Keine Kinder ins Bett bringen, und keine aus fremden Betten wieder rausholen. Keine Geschichten vorlesen, und keine darüber anhören müssen, warum man zu spät aus der Stadt zurückkam. Nicht am Bett Wache sitzen, und auch nicht auf den Gängen einer Jugendherberge patrouillieren. Keine Tränen trocknen, nicht die des schlechten Traums, und auch nicht die des Heimwehs. Nichts von alledem. Einfach nur ich – ich für mich.

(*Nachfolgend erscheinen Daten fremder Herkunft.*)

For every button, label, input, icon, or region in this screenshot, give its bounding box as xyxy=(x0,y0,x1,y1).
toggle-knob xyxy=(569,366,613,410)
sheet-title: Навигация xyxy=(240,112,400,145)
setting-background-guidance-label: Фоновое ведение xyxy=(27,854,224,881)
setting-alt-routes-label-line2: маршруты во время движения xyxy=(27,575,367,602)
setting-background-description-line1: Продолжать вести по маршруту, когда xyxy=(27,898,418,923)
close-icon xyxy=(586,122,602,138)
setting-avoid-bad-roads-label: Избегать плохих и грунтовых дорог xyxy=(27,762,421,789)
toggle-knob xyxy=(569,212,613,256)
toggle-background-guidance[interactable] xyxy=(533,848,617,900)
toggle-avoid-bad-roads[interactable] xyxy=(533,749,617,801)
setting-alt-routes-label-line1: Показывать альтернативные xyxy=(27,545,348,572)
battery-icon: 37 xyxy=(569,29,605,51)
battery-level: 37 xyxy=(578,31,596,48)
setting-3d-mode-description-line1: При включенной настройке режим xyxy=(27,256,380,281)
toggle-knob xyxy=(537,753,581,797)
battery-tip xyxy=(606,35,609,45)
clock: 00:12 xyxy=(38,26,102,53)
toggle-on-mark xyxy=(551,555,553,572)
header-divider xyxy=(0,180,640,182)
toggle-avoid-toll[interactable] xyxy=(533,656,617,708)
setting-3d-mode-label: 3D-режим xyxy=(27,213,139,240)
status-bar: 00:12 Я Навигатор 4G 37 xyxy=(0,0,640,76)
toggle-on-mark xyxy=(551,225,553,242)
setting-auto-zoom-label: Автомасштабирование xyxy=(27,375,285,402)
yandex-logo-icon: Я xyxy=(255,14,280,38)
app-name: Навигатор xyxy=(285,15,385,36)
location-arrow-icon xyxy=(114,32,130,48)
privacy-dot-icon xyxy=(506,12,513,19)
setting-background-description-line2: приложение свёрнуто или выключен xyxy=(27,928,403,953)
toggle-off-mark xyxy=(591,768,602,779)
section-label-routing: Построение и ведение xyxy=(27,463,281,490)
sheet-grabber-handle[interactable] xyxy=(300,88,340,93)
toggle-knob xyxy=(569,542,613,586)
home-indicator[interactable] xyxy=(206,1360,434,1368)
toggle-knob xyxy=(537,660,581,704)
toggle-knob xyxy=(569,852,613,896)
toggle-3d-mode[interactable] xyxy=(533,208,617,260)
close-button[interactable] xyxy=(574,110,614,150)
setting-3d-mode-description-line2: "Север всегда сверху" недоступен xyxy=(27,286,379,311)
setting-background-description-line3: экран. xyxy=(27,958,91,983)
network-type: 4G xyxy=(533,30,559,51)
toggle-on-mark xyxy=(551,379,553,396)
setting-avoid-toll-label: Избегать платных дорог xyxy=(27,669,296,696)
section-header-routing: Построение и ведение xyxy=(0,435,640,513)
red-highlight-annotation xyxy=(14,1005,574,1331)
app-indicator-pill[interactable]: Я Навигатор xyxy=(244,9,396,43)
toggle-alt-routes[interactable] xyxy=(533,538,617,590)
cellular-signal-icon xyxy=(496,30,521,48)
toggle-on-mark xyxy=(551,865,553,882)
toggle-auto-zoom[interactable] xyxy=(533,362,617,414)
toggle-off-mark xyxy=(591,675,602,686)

Oh, was ich da alles tun kann … in der verschneiten (?) Berglandschaft spazieren, lesen, die Ruhe genießen, Briefe schreiben, oder Emails, am Fenster sitzen und träumen, Tagebuch, Mitternachtsspaziergang … oh!

Und morgens erst: Keine verschlafenen Kinder wecken, nicht den pünktlichen Aufbruch erkämpfen, Brote nur für mich schmieren, nicht um falsche Kleiderwahl diskutieren … einfach nur mich um mich selbst kümmern. Wie mag sich das anfühlen?
Und – ich glaub, ich les nicht richtig – um 9 Uhr zum ersten Vortrag erscheinen. Um 9 Uhr! Normalerweise habe ich um die Zeit schon den Familienbetrieb angekurbelt, die Kinder versorgt und weggebracht, die Schule mit meiner Morgenlaune erfreut, die Schüler in die Welten der Mathematik entführt und die erste Doppelstunde zum Ende gebracht.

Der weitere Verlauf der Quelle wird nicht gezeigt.